POINT MARKERS: AN EMERGING APPROACH TO LARGE-SCALE RECONSTRUCTION OF CONTINENTAL LITHOSPHERE

Reconstruction of intracontinental deformation has traditionally been approached through mass balanced cross-sectional reconstructions of upper crustal fault systems in areas with appropriate pre-deformational strain markers such as platform or miogeoclinal sedimentary deposits. In reconstructing the Cenozoic history of southwestern North America (see McQuarrie and Wernicke, 2005, Geosphere, v. 1 n. 3), the most powerful constraints, both from a temporal and spatial perspective, are six “point markers,” here defined as geological feature with dimensions that are small relative to their tectonic offsets. Point markers may include (1) proximal sedimentary deposits with unambiguous sources; and (2) igneous centers. Both have dimensions an order of magnitude smaller than their net offsets, which in practice are of order 10's and 100's of km, respectively. Three type 1 point markers define 200 km of post-middle Miocene displacement of the Sierra Nevada relative to the Colorado Plateau (Gold Butte, Devil Peak and Hunter Mountain offsets). Two type 2 point markers define 255 km of post-6 Ma opening of the Gulf of California (Puertecitos volcanic province) and 315 km of post-22 Ma right-lateral shear on the central San Andreas (Pinnacles/Neenach volcanics). A type 1 marker defines an additional 250 km of rifting and shear of the Continental Borderlands west of the San Andreas system (Poway Group conglomerates). Although cross-section reconstruction, piercing lines offsets on discrete faults and paleomagnetic rotations also furnish key constraints, about 90% of the total displacement and the best constraints on timing are derived from point markers.

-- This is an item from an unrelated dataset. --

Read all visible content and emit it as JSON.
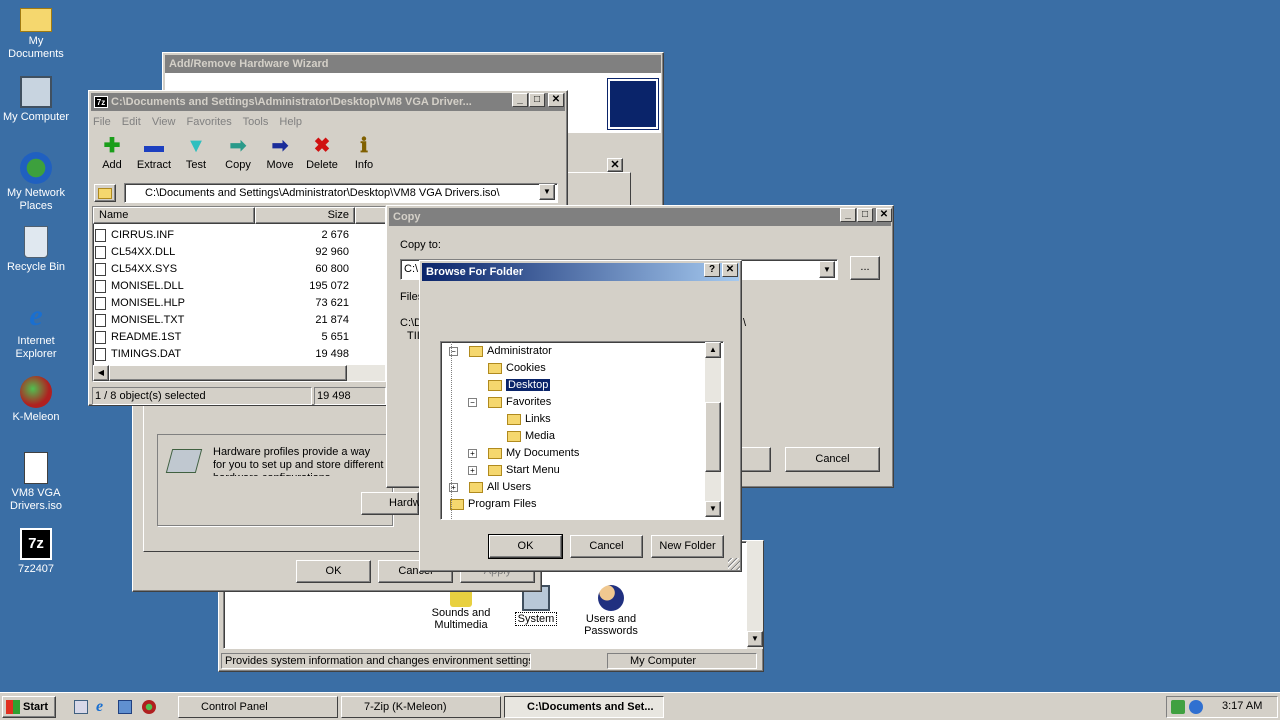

None of these markers were conclusively documented until 1976 (Pinnacles/Neenach), and half of them (Hunter Mountain, Puertecitos and Devil Peak) have been described since 2001. Their relatively recent discovery is a function of a requirement of multidisciplinary, meticulous description of two small areas very far apart, and the difficulty of even suspecting correlation without a relatively advanced state of regional geological mapping. Nonetheless, a focus on hypothesis testing of suspected point markers in relatively poorly mapped regions (e.g. the Andes, Tibet, Iran) may provide the quickest path to accurate large-scale reconstructions.